Photography styles/subject matter: How is photography and photographic styles utilized to help differentiate your brand from your competitors? Does the subject matter speak specifically to your target customer niche? Does it represent a unique value proposition that distinguishes your company from competitors?
Patterns/Textures: Are the patterns and textures displayed within your marketing collateral used as a distinguishing element to represent your unique brand?
Graphics: Do the style of graphics used in your marketing collateral distinguish your brand from competitors? For example, if your competitors are all using geometric vector icons on their website, could your brand use hand-drawn icons instead?
Branded Marketing Collateral
Are the appropriate types and amount of branded marketing collateral being utilized? The following are some of the more common types of branded marketing collateral that can be created to develop a cohesive brand identity.
A note on logo usage: One of the primary goals of any logo design is that it works well across all media.
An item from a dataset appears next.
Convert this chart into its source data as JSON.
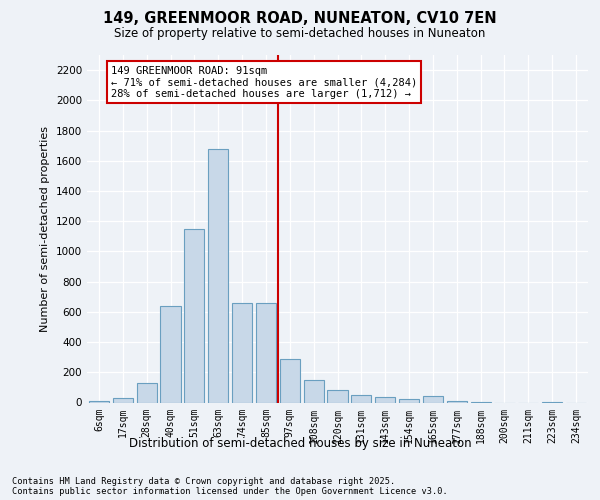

After determining which marketing collateral may be most effective for your business, look at your logo’s design to determine how well it works in a variety of formats from small on business cards and mobile devices to large on billboards. Does it work on both light and dark backgrounds? Does it look good on different materials such as paper, glass, metal, embroidery, or anywhere else it needs to be displayed?
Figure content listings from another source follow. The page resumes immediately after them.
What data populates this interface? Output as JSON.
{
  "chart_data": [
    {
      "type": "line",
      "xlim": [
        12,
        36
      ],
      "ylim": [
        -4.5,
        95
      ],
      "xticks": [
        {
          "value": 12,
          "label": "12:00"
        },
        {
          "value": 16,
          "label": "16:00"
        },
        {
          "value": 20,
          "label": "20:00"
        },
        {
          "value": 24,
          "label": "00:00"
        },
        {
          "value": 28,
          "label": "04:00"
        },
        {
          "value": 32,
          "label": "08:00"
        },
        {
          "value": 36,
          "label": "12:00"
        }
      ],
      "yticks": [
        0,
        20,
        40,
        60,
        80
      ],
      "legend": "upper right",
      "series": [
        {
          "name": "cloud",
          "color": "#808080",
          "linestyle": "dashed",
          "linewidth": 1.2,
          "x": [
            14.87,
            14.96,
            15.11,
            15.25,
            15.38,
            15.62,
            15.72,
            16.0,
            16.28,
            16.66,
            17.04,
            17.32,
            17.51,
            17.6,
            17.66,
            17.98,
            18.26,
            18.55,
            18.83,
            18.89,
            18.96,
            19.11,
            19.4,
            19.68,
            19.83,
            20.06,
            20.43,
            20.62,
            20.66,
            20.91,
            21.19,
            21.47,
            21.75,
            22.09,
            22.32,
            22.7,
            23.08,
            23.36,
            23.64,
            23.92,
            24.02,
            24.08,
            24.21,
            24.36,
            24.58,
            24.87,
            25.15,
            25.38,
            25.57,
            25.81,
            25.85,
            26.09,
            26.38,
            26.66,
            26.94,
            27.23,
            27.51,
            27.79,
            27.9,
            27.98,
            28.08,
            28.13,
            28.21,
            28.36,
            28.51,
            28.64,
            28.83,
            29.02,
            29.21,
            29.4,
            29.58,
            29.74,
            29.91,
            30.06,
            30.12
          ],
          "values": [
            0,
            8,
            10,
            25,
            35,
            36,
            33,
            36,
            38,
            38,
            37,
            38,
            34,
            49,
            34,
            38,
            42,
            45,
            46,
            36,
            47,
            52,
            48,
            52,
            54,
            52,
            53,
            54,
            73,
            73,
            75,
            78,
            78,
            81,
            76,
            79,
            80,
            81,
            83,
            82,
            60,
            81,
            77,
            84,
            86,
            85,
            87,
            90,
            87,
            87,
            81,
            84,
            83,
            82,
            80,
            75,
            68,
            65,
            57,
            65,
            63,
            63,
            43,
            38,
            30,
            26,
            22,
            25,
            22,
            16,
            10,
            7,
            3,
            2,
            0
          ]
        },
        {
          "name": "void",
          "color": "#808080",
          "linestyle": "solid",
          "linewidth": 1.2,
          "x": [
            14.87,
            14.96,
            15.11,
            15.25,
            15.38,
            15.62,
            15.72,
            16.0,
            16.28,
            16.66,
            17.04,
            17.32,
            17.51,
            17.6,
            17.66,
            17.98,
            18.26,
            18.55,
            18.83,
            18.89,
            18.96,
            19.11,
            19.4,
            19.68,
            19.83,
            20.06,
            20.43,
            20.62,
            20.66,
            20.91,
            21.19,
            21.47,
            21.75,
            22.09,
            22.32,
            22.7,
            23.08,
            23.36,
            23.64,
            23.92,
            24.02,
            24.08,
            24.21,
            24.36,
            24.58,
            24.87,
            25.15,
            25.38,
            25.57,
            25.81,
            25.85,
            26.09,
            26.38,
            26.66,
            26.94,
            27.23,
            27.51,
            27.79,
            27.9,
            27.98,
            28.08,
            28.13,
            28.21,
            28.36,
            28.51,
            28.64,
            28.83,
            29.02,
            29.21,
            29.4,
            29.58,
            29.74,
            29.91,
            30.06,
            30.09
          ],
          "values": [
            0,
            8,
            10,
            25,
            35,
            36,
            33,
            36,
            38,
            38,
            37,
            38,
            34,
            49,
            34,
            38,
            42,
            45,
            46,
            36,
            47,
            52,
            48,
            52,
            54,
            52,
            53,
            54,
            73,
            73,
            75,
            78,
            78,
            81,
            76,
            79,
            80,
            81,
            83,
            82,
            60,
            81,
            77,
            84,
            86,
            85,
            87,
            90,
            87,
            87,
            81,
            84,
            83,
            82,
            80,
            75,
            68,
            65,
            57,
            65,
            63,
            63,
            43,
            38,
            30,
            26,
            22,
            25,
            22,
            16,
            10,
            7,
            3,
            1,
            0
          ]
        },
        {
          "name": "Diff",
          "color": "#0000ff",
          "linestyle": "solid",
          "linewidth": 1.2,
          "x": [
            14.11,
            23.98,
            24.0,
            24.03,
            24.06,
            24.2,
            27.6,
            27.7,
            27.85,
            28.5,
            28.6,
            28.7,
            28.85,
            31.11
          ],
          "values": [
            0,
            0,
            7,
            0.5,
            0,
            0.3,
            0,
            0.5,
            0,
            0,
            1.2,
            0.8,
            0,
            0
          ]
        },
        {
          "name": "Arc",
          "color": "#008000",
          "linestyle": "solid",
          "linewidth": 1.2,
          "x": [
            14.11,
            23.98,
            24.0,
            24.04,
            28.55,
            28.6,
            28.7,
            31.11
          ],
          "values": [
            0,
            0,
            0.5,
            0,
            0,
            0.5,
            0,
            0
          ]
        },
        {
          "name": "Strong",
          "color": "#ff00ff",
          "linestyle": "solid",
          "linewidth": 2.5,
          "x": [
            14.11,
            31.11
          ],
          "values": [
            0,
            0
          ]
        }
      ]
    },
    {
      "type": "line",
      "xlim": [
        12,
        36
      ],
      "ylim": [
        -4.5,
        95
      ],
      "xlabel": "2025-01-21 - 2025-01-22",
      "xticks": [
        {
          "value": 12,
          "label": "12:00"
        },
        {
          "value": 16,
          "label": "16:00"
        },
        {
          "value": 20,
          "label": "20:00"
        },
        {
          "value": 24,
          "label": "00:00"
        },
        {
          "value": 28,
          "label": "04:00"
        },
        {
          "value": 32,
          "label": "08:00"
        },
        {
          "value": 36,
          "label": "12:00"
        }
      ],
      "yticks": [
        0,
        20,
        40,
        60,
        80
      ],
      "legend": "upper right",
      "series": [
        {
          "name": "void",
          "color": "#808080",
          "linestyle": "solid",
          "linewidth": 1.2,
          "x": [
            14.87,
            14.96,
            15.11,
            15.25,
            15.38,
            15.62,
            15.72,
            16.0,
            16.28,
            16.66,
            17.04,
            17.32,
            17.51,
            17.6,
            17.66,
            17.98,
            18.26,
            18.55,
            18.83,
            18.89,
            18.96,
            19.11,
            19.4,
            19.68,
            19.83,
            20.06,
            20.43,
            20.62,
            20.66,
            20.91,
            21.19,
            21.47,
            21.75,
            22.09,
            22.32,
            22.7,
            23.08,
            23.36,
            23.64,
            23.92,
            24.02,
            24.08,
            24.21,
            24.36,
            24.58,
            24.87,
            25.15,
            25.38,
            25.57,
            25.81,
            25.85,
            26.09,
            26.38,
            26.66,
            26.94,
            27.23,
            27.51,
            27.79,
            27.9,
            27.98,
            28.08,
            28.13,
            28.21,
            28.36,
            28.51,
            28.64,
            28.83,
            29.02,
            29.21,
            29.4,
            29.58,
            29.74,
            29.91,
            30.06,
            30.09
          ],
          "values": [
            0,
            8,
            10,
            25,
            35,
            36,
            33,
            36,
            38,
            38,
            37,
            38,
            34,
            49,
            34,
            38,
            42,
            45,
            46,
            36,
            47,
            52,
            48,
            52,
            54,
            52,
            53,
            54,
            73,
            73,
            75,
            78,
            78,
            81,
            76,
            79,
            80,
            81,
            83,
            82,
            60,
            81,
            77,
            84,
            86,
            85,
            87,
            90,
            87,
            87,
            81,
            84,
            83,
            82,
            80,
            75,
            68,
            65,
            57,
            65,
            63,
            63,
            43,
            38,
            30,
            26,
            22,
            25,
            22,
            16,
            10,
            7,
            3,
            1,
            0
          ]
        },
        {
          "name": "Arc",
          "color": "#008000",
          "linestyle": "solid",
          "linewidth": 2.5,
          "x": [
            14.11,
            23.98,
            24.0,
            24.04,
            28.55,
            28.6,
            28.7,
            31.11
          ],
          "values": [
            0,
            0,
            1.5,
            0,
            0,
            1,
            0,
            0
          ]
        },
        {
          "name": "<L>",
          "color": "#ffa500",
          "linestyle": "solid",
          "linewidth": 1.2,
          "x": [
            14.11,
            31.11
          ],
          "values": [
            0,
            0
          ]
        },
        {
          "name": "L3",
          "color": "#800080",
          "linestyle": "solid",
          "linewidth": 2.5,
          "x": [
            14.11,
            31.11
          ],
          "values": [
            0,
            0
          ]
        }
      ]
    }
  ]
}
Business Cards: Do you meet your potential customers in person, at networking events, trade shows, workshops or any other situation that would allow you to share your contact information on a business card?
Brochures, flyers, rack cards: Do you present information about your company at events such as trade shows, workshops, or speaking engagements?
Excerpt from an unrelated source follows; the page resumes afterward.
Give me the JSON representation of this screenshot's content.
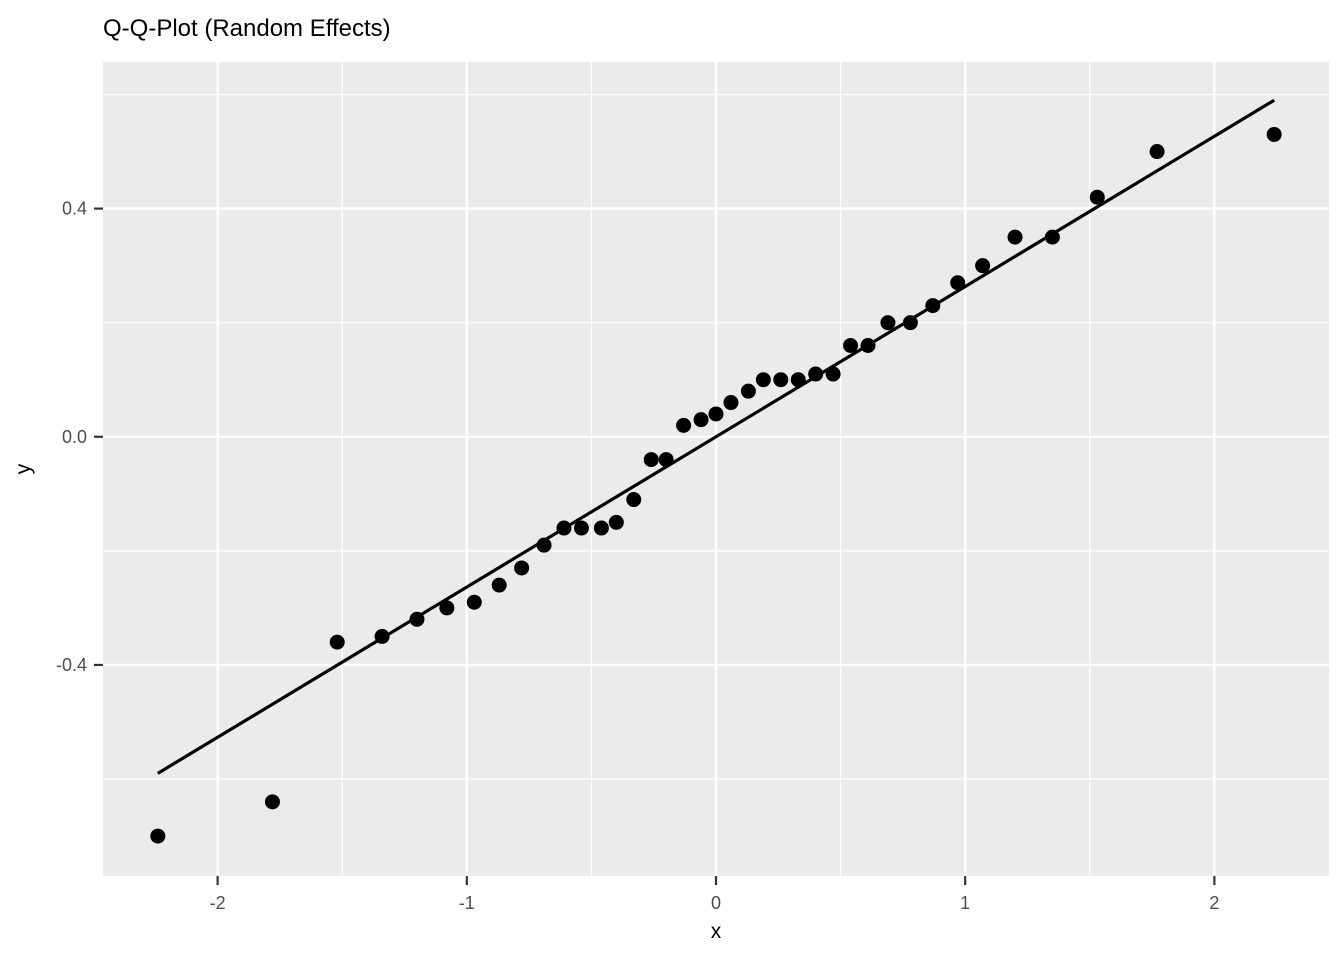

Letterhead/Envelopes: If you utilize printed letters and mail for your communications, the stationary your company uses can be designed to reinforce your brand – include your logo, color palette, font families, etc…
Post Cards: Direct mail can still be an effective form of marketing for some companies, if done correctly. When utilizing direct mail, be sure to also utilize your brand’s visual identity for the design.
Print Ads: Print ads should clearly and succinctly promote your brand’s message, coupled with your brand’s visual identity elements – logo, photography or graphics, color palette and patterns.
Signage, Billboards and Posters: Signage, billboards, and posters have a very short amount of time to serve as a display of your brand’s messaging, and visual identity elements. Make sure they are as simple and clear as possible while still remaining effective.
Banners and Trade show Displays: If your company presents at trade shows or conferences, branded booth materials such as banners and panels can be created to reinforce your brand’s visual identity.
Websites and Landing Pages: Websites are the online hub for all your marketing and branding activities. Read the “Design and Branding” section of our Website Audit for an in-depth breakdown of how to ensure your website is cohesive with your company’s brand.
Emails: All brand design elements can be utilized in your email templates. Another branding element that can be utilized in your emails is the signature – be sure to include your logos, fonts and color palette. Note: emails are limited on what fonts can be used since they must be installed on the recipient’s computer to ensure they display correctly. If your fonts are not standard to all computers (ex. Arial, Times), be sure to replace them in your emails with one that is.
Social Media: Your social media profile image, cover image and images you post should all be designed to reinforce your brand’s visual identity.
Video: Intro and outro graphics, music or animations can be utilized in your promotional videos. Your brand’s fonts and typographic styles can be used for titles. Graphic and image styles, color palettes, and patterns should all adhere to your brand’s visual identity standards if utilized.